In December 1995, at age 54, Joe finally came out of his shell. Actually he was dragged out, by his wife, Ali.

Ali Torre: “It was quite a challenge. I’m a very open person, I enjoy communicating. And the day he said to me, ‘You know I feel more comfortable talking to you than anyone else in the whole world.’ I said, who have you been with? You know, you don’t really talk.

Joe had just signed on to manage the Yankees, Ali was pregnant and wanted Joe to go with her to a self-improvement seminar.”

Ali Torre: “I was having my first child. You know, you have your doubts. Will I be a good mother? What are the responsibilities? And I thought, you know, now is a really good time to check this out. And I asked if he wanted to go.”

Joe Torre: “She says, ‘Will you come with me?’ And I said, ‘Sure.’ She said, ‘I don’t want you to come just because I asked you to.’ And I said, ‘Well, that’s why I’m coming, because I have no idea what this is about.’”

Ali Torre: “I think the only reason he went was because I was 8-and-a-half months pregnant and he didn’t want to leave me going by myself.”

Phillips: “And your life was about to change forever.”

Joe Torre: “And my life was about to change forever for the better though. Because here I was with a bunch of strangers, telling people how I felt, things I never let out. The second or third night I called my sister, called my sister Marguerite, cause all of a sudden it was a revelation to me that I have all these feelings. Why do I have all these feelings? And I asked her about my dad. I don’t remember exactly what I asked. Do you remember that?”

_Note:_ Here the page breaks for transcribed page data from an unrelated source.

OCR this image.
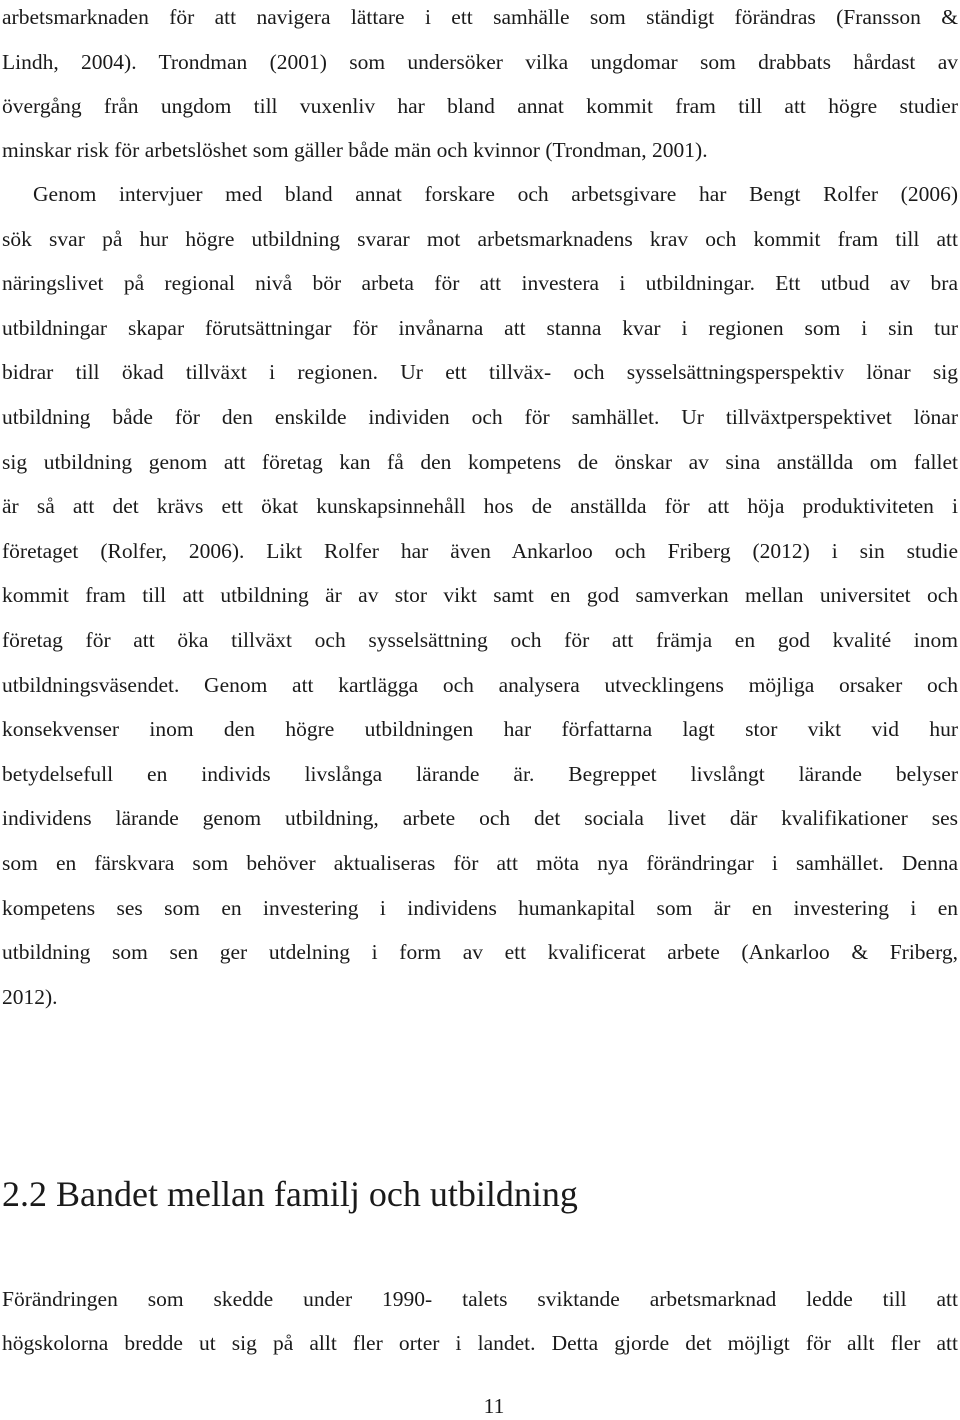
arbetsmarknaden för att navigera lättare i ett samhälle som ständigt förändras (Fransson &
Lindh, 2004). Trondman (2001) som undersöker vilka ungdomar som drabbats hårdast av
övergång från ungdom till vuxenliv har bland annat kommit fram till att högre studier
minskar risk för arbetslöshet som gäller både män och kvinnor (Trondman, 2001).
Genom intervjuer med bland annat forskare och arbetsgivare har Bengt Rolfer (2006)
sök svar på hur högre utbildning svarar mot arbetsmarknadens krav och kommit fram till att
näringslivet på regional nivå bör arbeta för att investera i utbildningar. Ett utbud av bra
utbildningar skapar förutsättningar för invånarna att stanna kvar i regionen som i sin tur
bidrar till ökad tillväxt i regionen. Ur ett tillväx- och sysselsättningsperspektiv lönar sig
utbildning både för den enskilde individen och för samhället. Ur tillväxtperspektivet lönar
sig utbildning genom att företag kan få den kompetens de önskar av sina anställda om fallet
är så att det krävs ett ökat kunskapsinnehåll hos de anställda för att höja produktiviteten i
företaget (Rolfer, 2006). Likt Rolfer har även Ankarloo och Friberg (2012) i sin studie
kommit fram till att utbildning är av stor vikt samt en god samverkan mellan universitet och
företag för att öka tillväxt och sysselsättning och för att främja en god kvalité inom
utbildningsväsendet. Genom att kartlägga och analysera utvecklingens möjliga orsaker och
konsekvenser inom den högre utbildningen har författarna lagt stor vikt vid hur
betydelsefull en individs livslånga lärande är. Begreppet livslångt lärande belyser
individens lärande genom utbildning, arbete och det sociala livet där kvalifikationer ses
som en färskvara som behöver aktualiseras för att möta nya förändringar i samhället. Denna
kompetens ses som en investering i individens humankapital som är en investering i en
utbildning som sen ger utdelning i form av ett kvalificerat arbete (Ankarloo & Friberg,
2012).
2.2 Bandet mellan familj och utbildning
Förändringen som skedde under 1990- talets sviktande arbetsmarknad ledde till att
högskolorna bredde ut sig på allt fler orter i landet. Detta gjorde det möjligt för allt fler att
11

Ali Torre: “I think you asked if your father had hit your mother.”

Joe Torre: “Yeah.”

Phillips: “In fact, your sister was was surprised you even asked the question.”

Joe Torre: “Yeah, it sort of opens up some doors that I chose not to open up or want to open up.”

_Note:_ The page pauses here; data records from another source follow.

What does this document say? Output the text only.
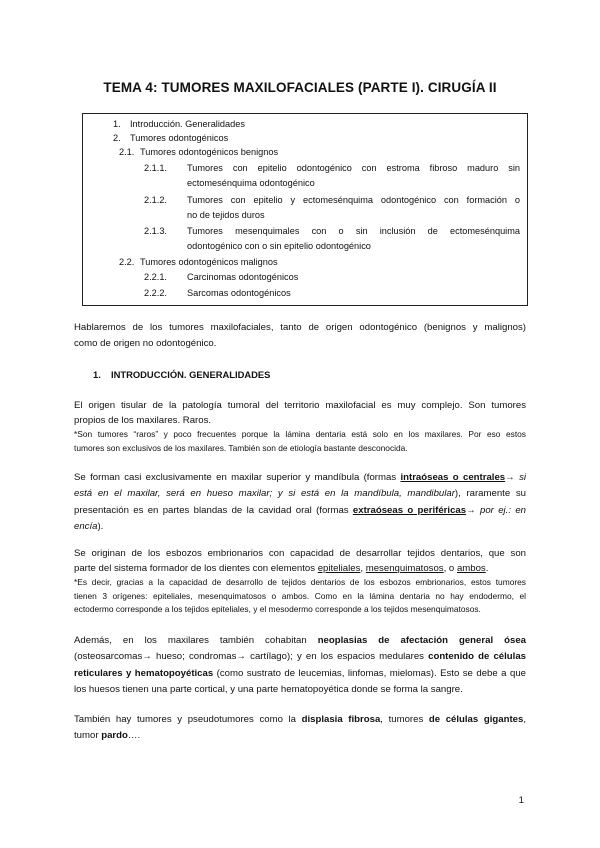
TEMA 4: TUMORES MAXILOFACIALES (PARTE I). CIRUGÍA II
1. Introducción. Generalidades
2. Tumores odontogénicos
2.1. Tumores odontogénicos benignos
2.1.1. Tumores con epitelio odontogénico con estroma fibroso maduro sin
ectomesénquima odontogénico
2.1.2. Tumores con epitelio y ectomesénquima odontogénico con formación o
no de tejidos duros
2.1.3. Tumores mesenquimales con o sin inclusión de ectomesénquima
odontogénico con o sin epitelio odontogénico
2.2. Tumores odontogénicos malignos
2.2.1. Carcinomas odontogénicos
2.2.2. Sarcomas odontogénicos
Hablaremos de los tumores maxilofaciales, tanto de origen odontogénico (benignos y malignos)
como de origen no odontogénico.
1. INTRODUCCIÓN. GENERALIDADES
El origen tisular de la patología tumoral del territorio maxilofacial es muy complejo. Son tumores
propios de los maxilares. Raros.
*Son tumores “raros” y poco frecuentes porque la lámina dentaria está solo en los maxilares. Por eso estos
tumores son exclusivos de los maxilares. También son de etiología bastante desconocida.
Se forman casi exclusivamente en maxilar superior y mandíbula (formas intraóseas o centrales→ si
está en el maxilar, será en hueso maxilar; y si está en la mandíbula, mandibular), raramente su
presentación es en partes blandas de la cavidad oral (formas extraóseas o periféricas→ por ej.: en
encía).
Se originan de los esbozos embrionarios con capacidad de desarrollar tejidos dentarios, que son
parte del sistema formador de los dientes con elementos epiteliales, mesenquimatosos, o ambos.
*Es decir, gracias a la capacidad de desarrollo de tejidos dentarios de los esbozos embrionarios, estos tumores
tienen 3 orígenes: epiteliales, mesenquimatosos o ambos. Como en la lámina dentaria no hay endodermo, el
ectodermo corresponde a los tejidos epiteliales, y el mesodermo corresponde a los tejidos mesenquimatosos.
Además, en los maxilares también cohabitan neoplasias de afectación general ósea
(osteosarcomas→ hueso; condromas→ cartílago); y en los espacios medulares contenido de células
reticulares y hematopoyéticas (como sustrato de leucemias, linfomas, mielomas). Esto se debe a que
los huesos tienen una parte cortical, y una parte hematopoyética donde se forma la sangre.
También hay tumores y pseudotumores como la displasia fibrosa, tumores de células gigantes,
tumor pardo….
1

Marguerite Torre: “Joe had to come to terms. We cried. We were on the phone for about an hour, just talking and crying about things.”

Joe Torre: “It was painful, yet it was, you know, was like a cleansing. Where all of a sudden there was a revelation that you started understanding, why I had these fears and why I had this lack of confidence in me.”

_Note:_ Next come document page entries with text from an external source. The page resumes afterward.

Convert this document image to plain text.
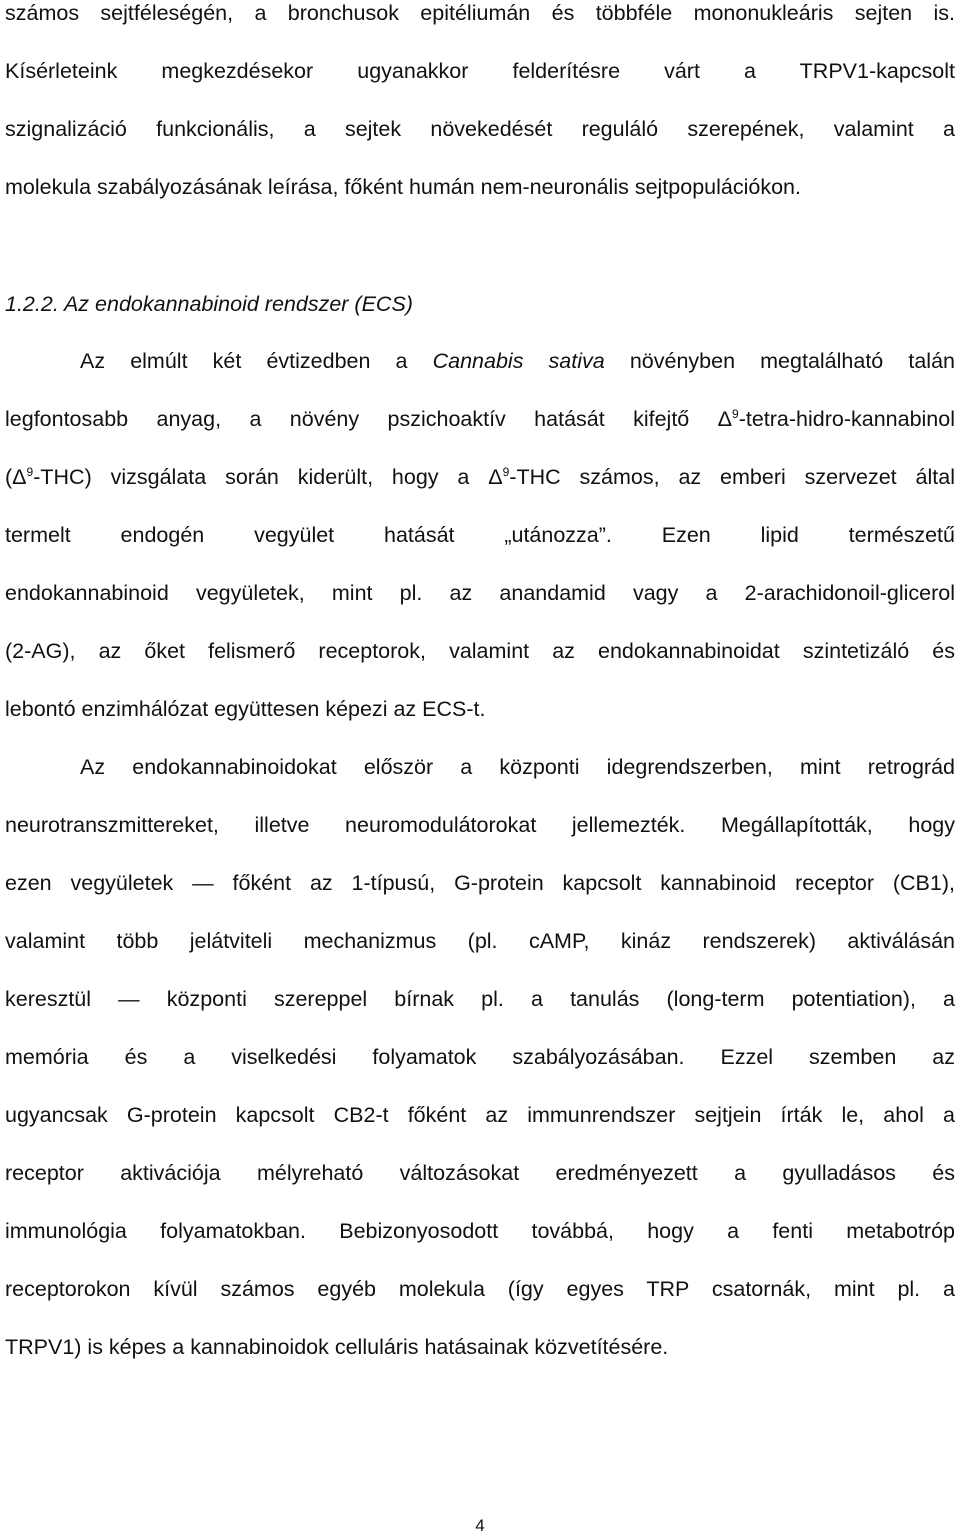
számos sejtféleségén, a bronchusok epitéliumán és többféle mononukleáris sejten is.
Kísérleteink megkezdésekor ugyanakkor felderítésre várt a TRPV1-kapcsolt
szignalizáció funkcionális, a sejtek növekedését reguláló szerepének, valamint a
molekula szabályozásának leírása, főként humán nem-neuronális sejtpopulációkon.
1.2.2. Az endokannabinoid rendszer (ECS)
Az elmúlt két évtizedben a Cannabis sativa növényben megtalálható talán
legfontosabb anyag, a növény pszichoaktív hatását kifejtő $\Delta^9-tetra-hidro$-kannabinol
$(\Delta^9-THC)$ vizsgálata során kiderült, hogy a $\Delta^9$-THC számos, az emberi szervezet által
termelt endogén vegyület hatását „utánozza”. Ezen lipid természetű
endokannabinoid vegyületek, mint pl. az anandamid vagy a 2-arachidonoil-glicerol
(2-AG), az őket felismerő receptorok, valamint az endokannabinoidat szintetizáló és
lebontó enzimhálózat együttesen képezi az ECS-t.
Az endokannabinoidokat először a központi idegrendszerben, mint retrográd
neurotranszmittereket, illetve neuromodulátorokat jellemezték. Megállapították, hogy
ezen vegyületek — főként az 1-típusú, G-protein kapcsolt kannabinoid receptor (CB1),
valamint több jelátviteli mechanizmus (pl. cAMP, kináz rendszerek) aktiválásán
keresztül — központi szereppel bírnak pl. a tanulás (long-term potentiation), a
memória és a viselkedési folyamatok szabályozásában. Ezzel szemben az
ugyancsak G-protein kapcsolt CB2-t főként az immunrendszer sejtjein írták le, ahol a
receptor aktivációja mélyreható változásokat eredményezett a gyulladásos és
immunológia folyamatokban. Bebizonyosodott továbbá, hogy a fenti metabotróp
receptorokon kívül számos egyéb molekula (így egyes TRP csatornák, mint pl. a
TRPV1) is képes a kannabinoidok celluláris hatásainak közvetítésére.
4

Ten months later, in October 1996, Joe Torre accomplished his lifelong goal. In his first year as manager of the Yankees, his team made it to the World Series and won. For Joe, the victory was validation that his father, who’d made him feel so inferior, was wrong. Joe was a champion.

Talking to Joe at this year’s Series, he recalled how in 1996, he prayed for more than a win. His brother frank, who’d become like a father to Joe, had a heart transplant in the middle of the Series. Just hours after the surgery, Joe got an urgent message to call Frank in the hospital.

Joe Torre: “So I called back. I got the nurse on duty. She says, yeah, he wanted to talk to you. I got on the phone with him and he asked me for four tickets for the next day. [laughter] He says for my doctor. I said, well, I have to say yes. I don’t want them to unplug you.”

The Yankees would not win the World Series this year. And their manager is now busy rebuilding the team. But off the field, Joe Torre, at age 63, has a new mission.

“Safe at Home” is the name of a foundation Joe and Ali Torre are starting to combat domestic violence and the devastating effect it has on children, in honor of Joe’s mother.

Ali Torre: “Witnessing abuse of parents is a form of child abuse in our opinion. Obviously, I’ve seen and Joe’s lived through it the effects it has on children.”

Joe Torre: “We went through a shelter in Brooklyn, and as I was talking about the environment I grew up in with an abusive dad, looking out over the classroom, there were like, one, two, three, four heads I could see going like this [nodding] when I was talking about abuse in the home.”

Phillips: “Flickers of recognition.”

Joe Torre: “And you realize how many children this affects.”

Phillips: “Safe at home has a whole other meaning for you away from baseball.”

Joe Torre: “Sure does, sure does. You know, if we’re able to make an impact, it would be the biggest score we ever had.”

Joe’s sister Rae still lives in the house where they grew up. When Joe and Frank and Sister Marguerite visit, it’s filled with love and laughter and memories of their mother. Margaret Torre never remarried. She passed away in 1974.